Comment nourrir une population croissante et en demande constante d’aliments de meilleure qualité ? Dans le passé, l’élevage intensif, l’introduction des pesticides et l’usage courant des antibiotiques chez les animaux, ont permis de relever ce défi. Ces avancées sont aujourd’hui remises en question du point de vue environnemental et du bien-être animal. L’agriculture industrielle est pointée du doigt et est accusée d’être responsable des émissions de gaz à effet de serre, de la destruction des habitats, de la perte d’animaux sauvages, de la dégradation des sols, de la surexploitation des terres et de l’eau, du dérèglement climatique… Et les solutions passées ne suffisent plus à nourrir la planète.
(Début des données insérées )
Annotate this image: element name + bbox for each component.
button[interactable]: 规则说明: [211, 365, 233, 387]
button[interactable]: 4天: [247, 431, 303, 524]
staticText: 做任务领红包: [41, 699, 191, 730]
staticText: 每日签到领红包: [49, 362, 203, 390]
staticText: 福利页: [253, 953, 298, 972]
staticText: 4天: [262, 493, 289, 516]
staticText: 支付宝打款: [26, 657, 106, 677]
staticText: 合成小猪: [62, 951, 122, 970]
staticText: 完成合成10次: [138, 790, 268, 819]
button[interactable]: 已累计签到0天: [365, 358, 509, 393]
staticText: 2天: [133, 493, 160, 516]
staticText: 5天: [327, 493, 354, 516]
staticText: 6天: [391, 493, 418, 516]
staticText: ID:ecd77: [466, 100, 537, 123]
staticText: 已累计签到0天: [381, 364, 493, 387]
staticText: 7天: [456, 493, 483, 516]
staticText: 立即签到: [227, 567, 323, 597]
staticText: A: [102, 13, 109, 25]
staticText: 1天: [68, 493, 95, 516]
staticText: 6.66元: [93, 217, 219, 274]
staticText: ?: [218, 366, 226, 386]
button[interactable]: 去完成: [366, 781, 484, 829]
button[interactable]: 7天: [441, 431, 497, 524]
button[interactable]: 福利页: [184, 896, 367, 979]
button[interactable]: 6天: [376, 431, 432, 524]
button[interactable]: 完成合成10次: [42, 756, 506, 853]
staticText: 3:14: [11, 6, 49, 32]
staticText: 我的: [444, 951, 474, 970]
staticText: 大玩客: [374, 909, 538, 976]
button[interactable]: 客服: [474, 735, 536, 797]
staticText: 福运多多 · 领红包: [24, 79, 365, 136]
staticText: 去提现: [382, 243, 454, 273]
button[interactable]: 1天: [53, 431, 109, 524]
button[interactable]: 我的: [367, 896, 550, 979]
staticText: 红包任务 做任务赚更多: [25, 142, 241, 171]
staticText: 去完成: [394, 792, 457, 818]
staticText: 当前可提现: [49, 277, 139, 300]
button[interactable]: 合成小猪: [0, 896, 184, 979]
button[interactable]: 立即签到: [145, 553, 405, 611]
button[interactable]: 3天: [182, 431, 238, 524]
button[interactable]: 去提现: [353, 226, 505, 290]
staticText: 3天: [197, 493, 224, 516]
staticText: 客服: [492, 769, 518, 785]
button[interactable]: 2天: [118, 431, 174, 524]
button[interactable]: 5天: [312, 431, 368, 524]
La production mondiale de viande, qui a quadruplé depuis 19611, atteint aujourd’hui son point de rupture.
Face à ce constat et à la demande des consommateurs, les industriels de l’alimentaire cherchent à développer des alternatives aux sources de protéines, respectueuses de l’environnement. Et ils sont de plus en plus nombreux à s’intéresser à la fermentation de précision.
De la tradition à la précision
Cette technologie récente repose sur la fermentation traditionnelle, un savoir-faire millénaire employé pour créer des aliments, améliorer leur conservation et leur valeur nutritionnelle. La fermentation traditionnelle peut utiliser des micro-organismes naturellement présents sur un substrat (support) comme les levures sur le raisin. Elle peut être mieux contrôlée grâce à un starter de levure et/ou bactéries, ou recourir au repiquage, une technique de fermentation dans laquelle une petite quantité du fermentat précédent est utilisé pour inoculer un nouveau substrat. On doit à la fermentation traditionnelle de nombreux aliments : pain, bière, vin, fromage, sauce soja, kimchi coréen…
La fermentation traditionnelle a adopté des méthodes industrielles, afin de produire des molécules d’intérêt comme des enzymes, avec des applications dans l’agroalimentaire ou la santé (probiotiques, vitamines…).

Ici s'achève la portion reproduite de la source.